The moonlight view was quite impressive indeed. It was all kind of fuzzy, either white black or grey. I was relieved to see my expectation was correct, that my descent looked much easier than where I’d come from. The south face was much less steep and the snow had been piled up high by the wind. I was standing on the border between Poland and Slovakia and looking east I could see a long valley stretching about 10 miles before me and it had a few lakes in it. I knew at the end of that valley I would find a hut, where I wasn’t supposed to be for another three days. I hoped they had a bed for me.
So I waded into the deep snow and started making my descent. It wasn’t long before I was out of the deep snow and heading down the long valley at a comfortable pace. Then I was out of the snow altogether on an easy slowly descending trail. To my right were spectacular views of the moon reflecting off the lake. My legs were like rubber just moving from sheer will and after a few hours I saw a flicker of light up ahead. I had found the hut and I could hear loud voices, they sounded Russian.
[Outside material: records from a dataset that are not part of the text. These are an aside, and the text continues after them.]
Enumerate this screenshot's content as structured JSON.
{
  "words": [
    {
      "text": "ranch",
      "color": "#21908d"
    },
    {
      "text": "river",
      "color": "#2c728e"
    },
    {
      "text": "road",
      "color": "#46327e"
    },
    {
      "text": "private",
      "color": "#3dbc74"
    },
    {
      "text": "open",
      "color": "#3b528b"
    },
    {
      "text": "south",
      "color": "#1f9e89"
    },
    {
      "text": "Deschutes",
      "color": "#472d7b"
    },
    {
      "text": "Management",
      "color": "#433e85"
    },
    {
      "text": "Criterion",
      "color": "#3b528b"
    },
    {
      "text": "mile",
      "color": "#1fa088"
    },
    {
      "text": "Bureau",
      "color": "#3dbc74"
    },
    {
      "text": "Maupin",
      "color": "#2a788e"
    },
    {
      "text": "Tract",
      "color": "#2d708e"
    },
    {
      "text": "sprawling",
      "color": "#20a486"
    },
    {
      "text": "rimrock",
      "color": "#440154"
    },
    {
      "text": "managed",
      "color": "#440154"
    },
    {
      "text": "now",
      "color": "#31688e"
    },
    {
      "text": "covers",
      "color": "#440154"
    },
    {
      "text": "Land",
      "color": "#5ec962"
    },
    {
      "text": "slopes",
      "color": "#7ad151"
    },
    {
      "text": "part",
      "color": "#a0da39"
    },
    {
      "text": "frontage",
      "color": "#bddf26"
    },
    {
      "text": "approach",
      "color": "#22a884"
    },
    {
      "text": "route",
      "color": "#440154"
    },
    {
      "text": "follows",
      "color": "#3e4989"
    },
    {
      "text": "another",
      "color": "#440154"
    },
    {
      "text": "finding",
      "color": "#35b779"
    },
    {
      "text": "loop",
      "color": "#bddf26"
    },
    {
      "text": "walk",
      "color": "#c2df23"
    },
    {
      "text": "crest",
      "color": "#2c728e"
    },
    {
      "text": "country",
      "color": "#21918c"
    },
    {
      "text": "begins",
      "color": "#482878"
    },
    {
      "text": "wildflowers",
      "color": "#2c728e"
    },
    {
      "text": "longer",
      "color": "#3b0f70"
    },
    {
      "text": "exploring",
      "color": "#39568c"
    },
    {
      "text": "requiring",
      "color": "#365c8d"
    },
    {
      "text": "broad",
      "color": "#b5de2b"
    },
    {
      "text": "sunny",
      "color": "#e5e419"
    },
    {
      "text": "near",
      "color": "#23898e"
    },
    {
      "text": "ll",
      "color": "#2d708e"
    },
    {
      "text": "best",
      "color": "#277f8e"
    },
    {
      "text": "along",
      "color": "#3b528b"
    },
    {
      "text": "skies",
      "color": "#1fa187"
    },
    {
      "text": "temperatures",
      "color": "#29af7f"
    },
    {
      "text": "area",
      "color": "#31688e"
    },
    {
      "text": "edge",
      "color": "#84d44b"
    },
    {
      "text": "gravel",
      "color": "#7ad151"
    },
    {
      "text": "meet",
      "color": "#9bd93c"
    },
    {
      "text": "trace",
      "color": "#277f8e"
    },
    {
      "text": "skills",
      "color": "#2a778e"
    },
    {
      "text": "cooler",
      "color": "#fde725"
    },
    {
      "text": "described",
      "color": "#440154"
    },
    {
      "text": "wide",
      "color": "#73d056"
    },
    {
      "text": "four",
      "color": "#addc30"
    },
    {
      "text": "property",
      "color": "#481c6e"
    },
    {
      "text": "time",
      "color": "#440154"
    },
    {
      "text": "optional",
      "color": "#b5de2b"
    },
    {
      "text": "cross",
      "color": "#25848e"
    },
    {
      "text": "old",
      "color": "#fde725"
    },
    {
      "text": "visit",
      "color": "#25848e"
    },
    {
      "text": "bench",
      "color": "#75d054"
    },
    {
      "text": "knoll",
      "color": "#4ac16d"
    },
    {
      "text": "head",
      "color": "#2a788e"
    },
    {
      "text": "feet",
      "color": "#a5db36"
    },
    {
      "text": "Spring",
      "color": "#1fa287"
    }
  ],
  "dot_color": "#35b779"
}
Before I went in I looked back from where I’d come and I remembered the Gamze I had seen just that morning but it felt like years ago and in another life. I wondered if I’d ever see those animals again, little did I know but a few years later in Austria I would see lots of Gamze. I left my dear sticks at the door and stumbled in to the hut. A group of loud hikers were still awake and heartily drinking but when I stepped in the doorway silence ensued. They all looked at me puzzled. My hands were all bloody, my knees as well. My clothes were torn - I looked like hell, even by mountain hut standards. Strangest of all, it was well after midnight and I had just stumbled in. When I sat down the raucous resumed and the two guys at my table started talking t me. But I didn’t understand a word, so they poured me some schnapps. They smiled and nodded as friendly as can be. A little while later I was snug in my bunk and never slept better.
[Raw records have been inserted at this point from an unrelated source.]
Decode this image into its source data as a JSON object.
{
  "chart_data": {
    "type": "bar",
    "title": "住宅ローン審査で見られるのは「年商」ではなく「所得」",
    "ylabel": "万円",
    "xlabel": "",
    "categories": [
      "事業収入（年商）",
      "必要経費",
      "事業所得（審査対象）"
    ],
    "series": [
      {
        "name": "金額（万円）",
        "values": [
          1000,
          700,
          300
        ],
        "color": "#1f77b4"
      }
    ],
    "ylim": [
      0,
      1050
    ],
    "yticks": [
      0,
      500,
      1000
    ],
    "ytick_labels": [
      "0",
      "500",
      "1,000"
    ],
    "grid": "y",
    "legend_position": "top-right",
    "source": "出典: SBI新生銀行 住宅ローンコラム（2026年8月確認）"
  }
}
In 2015 when, with the support of my family, I founded my own Austrian Loden Wool Coat company, I kind of knew it would be a long hard journey, but I had no idea just how long and hard a journey it would be, and we’ve by no means arrived at a metaphorical summit. However, climbing Mt. Rysy represented that challenge for me and the majestic creatures I’d seen along the way, the Gamze, demonstrated that grace and beauty were possible even on a challenging difficult journey. I thought nothing would be a better source of inspiration than those fine animals coupled with my own experience climbing that mountain. That is why I chose the motif of a Gamze on top of a mountain for my company logo.
But hard work and perseverance don't mean anything without the trust and support of loyal customers who have shown us that there is value to what we're doing. So on behalf of myself and my family, to all of you I want to say a heartfelt thank you! You have made my dream a reality and I hope I can be an inspiration to anyone else who dreams big, whether they dream to scale a mountain or build a business on a not so obvious idea.